Result reporting, steps, and exports
Results are shown above the form for quick iteration, while optional step output documents the algebraic pathway used. The example table illustrates typical outcomes: one solution, multiple solutions, or none. When you need a record for notes or lab documentation, export to CSV for spreadsheets or PDF for sharing. Keeping the model name, inputs, candidates, and verified roots together makes checking work faster and more reproducible. In practice, Model 1 needs one squaring, Model 3 needs one, and Model 2 needs two, so expect 2–5 candidate checks depending on the discriminant for each case.
FAQs
Why are some candidates rejected?
Squaring can create extraneous roots that satisfy the squared equation but fail the original radical equation. The solver substitutes each candidate back into the starting model and keeps only values that match within your chosen tolerance.
How should I choose the tolerance value?
Use a small tolerance for exact integers and fractions, such as 1e-9 to 1e-6. If you enter rounded decimals or measurements, use a slightly larger value, like 1e-6 to 1e-4, to avoid false rejections.
What happens if a coefficient is zero?
Zero slopes or intercepts are allowed. The solver automatically falls back to linear solving when the quadratic term disappears, and it treats constant radicands carefully. Always watch the domain notes, because a constant negative radicand has no real solutions.
Can it solve more complicated radical equations?
It targets three structured forms that cover many textbook problems. For more complex equations, rearrange algebraically to match one of the models, or reduce radicals stepwise. The verification step still helps confirm whether your transformation introduced extra roots.

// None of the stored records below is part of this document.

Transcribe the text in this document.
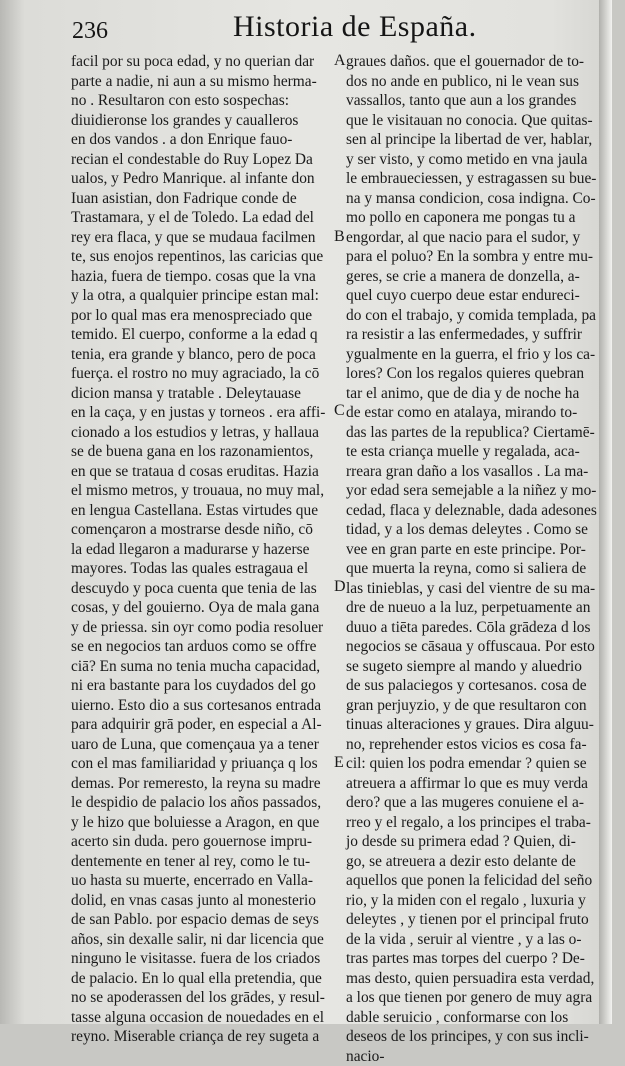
236	Historia de España.
facil por su poca edad, y no querian dar
parte a nadie, ni aun a su mismo herma-
no . Resultaron con esto sospechas:
diuidieronse los grandes y caualleros
en dos vandos . a don Enrique fauo-
recian el condestable do Ruy Lopez Da
ualos, y Pedro Manrique. al infante don
Iuan asistian, don Fadrique conde de
Trastamara, y el de Toledo. La edad del
rey era flaca, y que se mudaua facilmen
te, sus enojos repentinos, las caricias que
hazia, fuera de tiempo. cosas que la vna
y la otra, a qualquier principe estan mal:
por lo qual mas era menospreciado que
temido. El cuerpo, conforme a la edad q
tenia, era grande y blanco, pero de poca
fuerça. el rostro no muy agraciado, la cō
dicion mansa y tratable . Deleytauase
en la caça, y en justas y torneos . era affi-
cionado a los estudios y letras, y hallaua
se de buena gana en los razonamientos,
en que se trataua d cosas eruditas. Hazia
el mismo metros, y trouaua, no muy mal,
en lengua Castellana. Estas virtudes que
començaron a mostrarse desde niño, cō
la edad llegaron a madurarse y hazerse
mayores. Todas las quales estragaua el
descuydo y poca cuenta que tenia de las
cosas, y del gouierno. Oya de mala gana
y de priessa. sin oyr como podia resoluer
se en negocios tan arduos como se offre
ciā? En suma no tenia mucha capacidad,
ni era bastante para los cuydados del go
uierno. Esto dio a sus cortesanos entrada
para adquirir grā poder, en especial a Al-
uaro de Luna, que començaua ya a tener
con el mas familiaridad y priuança q los
demas. Por remeresto, la reyna su madre
le despidio de palacio los años passados,
y le hizo que boluiesse a Aragon, en que
acerto sin duda. pero gouernose impru-
dentemente en tener al rey, como le tu-
uo hasta su muerte, encerrado en Valla-
dolid, en vnas casas junto al monesterio
de san Pablo. por espacio demas de seys
años, sin dexalle salir, ni dar licencia que
ninguno le visitasse. fuera de los criados
de palacio. En lo qual ella pretendia, que
no se apoderassen del los grādes, y resul-
tasse alguna occasion de nouedades en el
reyno. Miserable criança de rey sugeta a
graues daños. que el gouernador de to-
dos no ande en publico, ni le vean sus
vassallos, tanto que aun a los grandes
que le visitauan no conocia. Que quitas-
sen al principe la libertad de ver, hablar,
y ser visto, y como metido en vna jaula
le embraueciessen, y estragassen su bue-
na y mansa condicion, cosa indigna. Co-
mo pollo en caponera me pongas tu a
engordar, al que nacio para el sudor, y
para el poluo? En la sombra y entre mu-
geres, se crie a manera de donzella, a-
quel cuyo cuerpo deue estar endureci-
do con el trabajo, y comida templada, pa
ra resistir a las enfermedades, y suffrir
ygualmente en la guerra, el frio y los ca-
lores? Con los regalos quieres quebran
tar el animo, que de dia y de noche ha
de estar como en atalaya, mirando to-
das las partes de la republica? Ciertamē-
te esta criança muelle y regalada, aca-
rreara gran daño a los vasallos . La ma-
yor edad sera semejable a la niñez y mo-
cedad, flaca y deleznable, dada adesones
tidad, y a los demas deleytes . Como se
vee en gran parte en este principe. Por-
que muerta la reyna, como si saliera de
las tinieblas, y casi del vientre de su ma-
dre de nueuo a la luz, perpetuamente an
duuo a tiēta paredes. Cōla grādeza d los
negocios se cāsaua y offuscaua. Por esto
se sugeto siempre al mando y aluedrio
de sus palaciegos y cortesanos. cosa de
gran perjuyzio, y de que resultaron con
tinuas alteraciones y graues. Dira alguu-
no, reprehender estos vicios es cosa fa-
cil: quien los podra emendar ? quien se
atreuera a affirmar lo que es muy verda
dero? que a las mugeres conuiene el a-
rreo y el regalo, a los principes el traba-
jo desde su primera edad ? Quien, di-
go, se atreuera a dezir esto delante de
aquellos que ponen la felicidad del seño
rio, y la miden con el regalo , luxuria y
deleytes , y tienen por el principal fruto
de la vida , seruir al vientre , y a las o-
tras partes mas torpes del cuerpo ? De-
mas desto, quien persuadira esta verdad,
a los que tienen por genero de muy agra
dable seruicio , conformarse con los
deseos de los principes, y con sus incli-
nacio-
A
B
C
D
E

Why does Model 1 require cx + d ≥ 0?
If √(u) equals a real number v, then v must be nonnegative because square-roots are defined as principal nonnegative values. Enforcing cx+d≥0 prevents accepting a candidate where the right side is negative.
How do CSV and PDF exports capture my work?
After you solve, the last result is stored for the session. The export includes the chosen model, all numeric inputs, candidate roots, verified solutions, and brief notes, making it easy to paste into reports or share with classmates.